Rich states stall farming changes in poor ones
Agence France Presse
Washington, January 12:
Protectionism by rich nations is sabotaging efforts by poor nations to liberalise their farm trade, the World Bank’s chief economist said today. The major trading powers — particularly the United States and European Union — faced a new attack on the customs duties they levy and subsidies given to farmers in a World Bank report.
The report called on the EU to make drastic reforms to its Common Agricultural Policy when it comes due in 2006 and to the US Farm Bill when it comes due in 2007. Unless more action is taken to open up markets, rich nations will increase their farm trade surpluses and worsen rural poverty in developing countries, according to the report. “Because of these tariffs and subsidies in the rich countries, the rich countries are sabotaging the efforts and progress made in developing countries,” said the bank’s chief economist Francois Bourguignon.
Agriculture is a crucial sector, providing the livelihood for up to 70 per cent of the rural populations of developing nations.

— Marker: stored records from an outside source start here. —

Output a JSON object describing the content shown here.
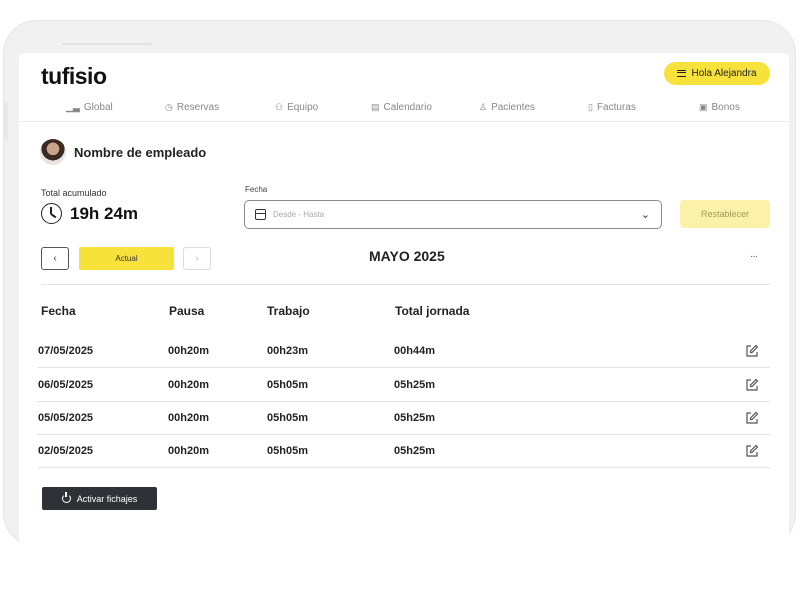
{
  "app": {
    "logo_main": "tufisio",
    "user_button": "Hola Alejandra"
  },
  "nav": {
    "items": [
      {
        "label": "Global",
        "icon": "bar-chart-icon"
      },
      {
        "label": "Reservas",
        "icon": "clock-icon"
      },
      {
        "label": "Equipo",
        "icon": "users-icon"
      },
      {
        "label": "Calendario",
        "icon": "calendar-icon"
      },
      {
        "label": "Pacientes",
        "icon": "user-add-icon"
      },
      {
        "label": "Facturas",
        "icon": "document-icon"
      },
      {
        "label": "Bonos",
        "icon": "ticket-icon"
      }
    ]
  },
  "employee": {
    "name": "Nombre de empleado"
  },
  "summary": {
    "total_label": "Total acumulado",
    "total_value": "19h 24m"
  },
  "filter": {
    "fecha_label": "Fecha",
    "date_placeholder": "Desde - Hasta",
    "reset_label": "Restablecer"
  },
  "period": {
    "prev": "‹",
    "current_label": "Actual",
    "next": "›",
    "month": "MAYO 2025",
    "more": "···"
  },
  "table": {
    "headers": [
      "Fecha",
      "Pausa",
      "Trabajo",
      "Total jornada"
    ],
    "rows": [
      {
        "fecha": "07/05/2025",
        "pausa": "00h20m",
        "trabajo": "00h23m",
        "total": "00h44m"
      },
      {
        "fecha": "06/05/2025",
        "pausa": "00h20m",
        "trabajo": "05h05m",
        "total": "05h25m"
      },
      {
        "fecha": "05/05/2025",
        "pausa": "00h20m",
        "trabajo": "05h05m",
        "total": "05h25m"
      },
      {
        "fecha": "02/05/2025",
        "pausa": "00h20m",
        "trabajo": "05h05m",
        "total": "05h25m"
      }
    ]
  },
  "actions": {
    "activar_label": "Activar fichajes"
  },
  "colors": {
    "accent_yellow": "#f7e23c",
    "accent_yellow_light": "#fbf1a8",
    "dark_button": "#2e3236",
    "logo_dot": "#1bb8a4"
  }
}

The report said that since the start of the 1980s, developing countries have dramatically increased productivity, and in the last decade reduced the average customs duties on farm products from 30 per cent to 18 per cent. It added that currency devaluations and other tax changes had also acted against developing nations. But the World Bank said governments in North America and Europe, the main agricultural producers, still give huge subsidies. In the world’s $20 billion a year cotton industry, European producers received $3.7 billion in official subsidies and their US counterparts one billion dollars, in 2001-2002, said the report.
The report said that if US cotton subsidies were abandoned, growers in central and west Africa would get an extra $250 million in revenue each year. “The message is not new but this report is getting into the details in a way that was not done before,” said Bourgignon of the report.
Despite free-trade measures agreed in the Uruguay Round of global commerce talks, between 2000 and 2002, Organisation for Economic Cooperation and Development (OECD) countries gave $230 billion in subsidies to their farmers: 63 per cent in price subsidies and the rest in direct production aid. This represents 46 per cent of the value of farm production in the OECD, said the report. “If the protectionist walls do not come down then this increased productivity will result in more production and lower prices and this will damage all the effort by poor countries to expand their exports and to expand their income in the rural sector,” said the chief economist.
Bourgignon said the restrictions could even encourage protectionism. The report also criticised the cost of preferential access systems put in place by the EU and US. Under the systems, it costs five dollars to import one dollar’s worth of produce. The report examines the market for a series of key agricultural products, such as: sugar, cotton, wheat, rice, milk products, fruits and vegetables. These are all areas where rich countries still give billions of dollars in subsidies to protect their farmers.